Para parte da indústria nacional, o tarifaço é um novo golpe após a isenção do imposto de importação sobre as remessas internacionais de até US$ 50, com a diferença que a desoneração dos produtos asiáticos foi obra direta do Palácio do Planalto. A decisão do governo de Luiz Inácio Lula da Silva foi motivada pelo efeito negativo que a taxa das blusinhas gera sobre a popularidade do presidente, que tenta a reeleição nas eleições de outubro.

Desde 2024, compras de até US$ 50 tinham imposto de importação de 20% — além de ICMS, geralmente em 17%, que permanece. Números do programa Remessa Conforme, da Receita Federal, mostram que em junho, após a isenção, foram declaradas 28 milhões de encomendas de pequeno valor, alcançando R$ 2,6 bilhões. Esse volume representa mais que o dobro das remessas do mesmo período do ano passado, de 13,2 milhões (R$ 1,5 bilhão). Em abril deste ano, antes da MP, a quantidade de remessas somava 16,4 milhões (R$ 1,8 bilhão).

O assunto foi mencionado durante as conversas dos empresários com o governo sobre o tarifaço, comandadas pelo vice-presidente Geraldo Alckmin e pelo ministro do Desenvolvimento, Indústria, Comércio e Serviços (MDIC), Márcio Elias Rosa.

Um dos participantes das reuniões, o presidente da Associação Brasileira de Indústrias Calçadistas (Abicalçados), Haroldo Ferreira, destacou às autoridades brasileiras o aumento expressivo das importações tradicionais, fora o e-commerce que, segundo ele, está “sem controle algum”.

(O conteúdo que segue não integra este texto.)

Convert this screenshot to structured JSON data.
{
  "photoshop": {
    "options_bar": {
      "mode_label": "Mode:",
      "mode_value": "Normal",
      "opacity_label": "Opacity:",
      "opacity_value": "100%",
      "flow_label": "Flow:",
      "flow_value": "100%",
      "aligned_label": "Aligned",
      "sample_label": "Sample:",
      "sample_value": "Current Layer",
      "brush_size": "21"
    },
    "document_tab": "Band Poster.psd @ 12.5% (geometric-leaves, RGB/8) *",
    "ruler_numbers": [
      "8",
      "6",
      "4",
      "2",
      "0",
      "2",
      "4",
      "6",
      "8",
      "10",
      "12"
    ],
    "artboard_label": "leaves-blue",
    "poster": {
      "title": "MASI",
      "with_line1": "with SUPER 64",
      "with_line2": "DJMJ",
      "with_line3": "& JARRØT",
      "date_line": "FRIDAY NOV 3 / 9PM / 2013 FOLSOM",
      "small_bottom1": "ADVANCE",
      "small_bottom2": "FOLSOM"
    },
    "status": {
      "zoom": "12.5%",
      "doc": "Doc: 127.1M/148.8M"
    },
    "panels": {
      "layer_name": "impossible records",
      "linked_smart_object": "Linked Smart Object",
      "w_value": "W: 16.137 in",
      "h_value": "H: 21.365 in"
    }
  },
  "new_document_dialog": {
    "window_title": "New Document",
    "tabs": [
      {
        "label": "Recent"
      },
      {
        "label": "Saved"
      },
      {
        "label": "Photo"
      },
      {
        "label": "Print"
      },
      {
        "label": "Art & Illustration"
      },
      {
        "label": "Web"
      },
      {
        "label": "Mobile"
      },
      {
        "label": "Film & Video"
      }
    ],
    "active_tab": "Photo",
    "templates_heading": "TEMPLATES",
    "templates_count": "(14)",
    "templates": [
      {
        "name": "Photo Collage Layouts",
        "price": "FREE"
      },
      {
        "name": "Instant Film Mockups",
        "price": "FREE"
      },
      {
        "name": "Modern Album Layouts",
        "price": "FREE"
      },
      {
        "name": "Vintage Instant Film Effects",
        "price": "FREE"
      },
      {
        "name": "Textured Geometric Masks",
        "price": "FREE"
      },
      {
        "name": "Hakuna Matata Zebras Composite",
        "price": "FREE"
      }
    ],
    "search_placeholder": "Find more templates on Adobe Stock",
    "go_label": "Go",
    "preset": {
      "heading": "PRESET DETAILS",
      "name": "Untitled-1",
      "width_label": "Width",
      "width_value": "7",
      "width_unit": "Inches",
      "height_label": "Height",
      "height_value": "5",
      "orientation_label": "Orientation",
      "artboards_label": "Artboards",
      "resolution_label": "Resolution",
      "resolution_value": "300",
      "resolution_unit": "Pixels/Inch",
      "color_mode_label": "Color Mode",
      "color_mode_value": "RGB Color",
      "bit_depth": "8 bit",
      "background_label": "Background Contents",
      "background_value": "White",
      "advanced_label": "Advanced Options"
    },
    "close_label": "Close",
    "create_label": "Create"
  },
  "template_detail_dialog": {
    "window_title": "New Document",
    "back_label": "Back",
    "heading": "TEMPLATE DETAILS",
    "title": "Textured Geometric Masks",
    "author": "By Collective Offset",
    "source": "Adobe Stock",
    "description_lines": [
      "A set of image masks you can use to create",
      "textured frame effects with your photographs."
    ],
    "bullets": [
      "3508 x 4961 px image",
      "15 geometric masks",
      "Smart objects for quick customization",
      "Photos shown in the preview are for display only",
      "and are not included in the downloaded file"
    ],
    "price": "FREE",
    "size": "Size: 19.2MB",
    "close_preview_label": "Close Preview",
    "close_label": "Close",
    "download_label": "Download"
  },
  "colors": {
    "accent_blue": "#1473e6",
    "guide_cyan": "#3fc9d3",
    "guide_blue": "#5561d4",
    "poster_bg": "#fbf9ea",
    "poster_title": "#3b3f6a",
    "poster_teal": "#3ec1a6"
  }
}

Os setores de calçados e têxtil são exemplos de segmentos acossados dos dois lados: sofrem com as tarifas americanas, que tende a reduzir mercado, e pela entrada de material importado, que reduz o apetite interno.

Segundo Ferreira, o segmento não consegue medir o impacto das compras em plataformas internacionais, mas só na primeira metade de 2026 as importações tradicionais já cresceram 15,9%, com a entrada de 25,9 milhões de pares de sapatos, volume 5 vezes maior do que a indústria exportou para os EUA. As principais origens das importações para o Brasil são China, Vietnã e Indonésia.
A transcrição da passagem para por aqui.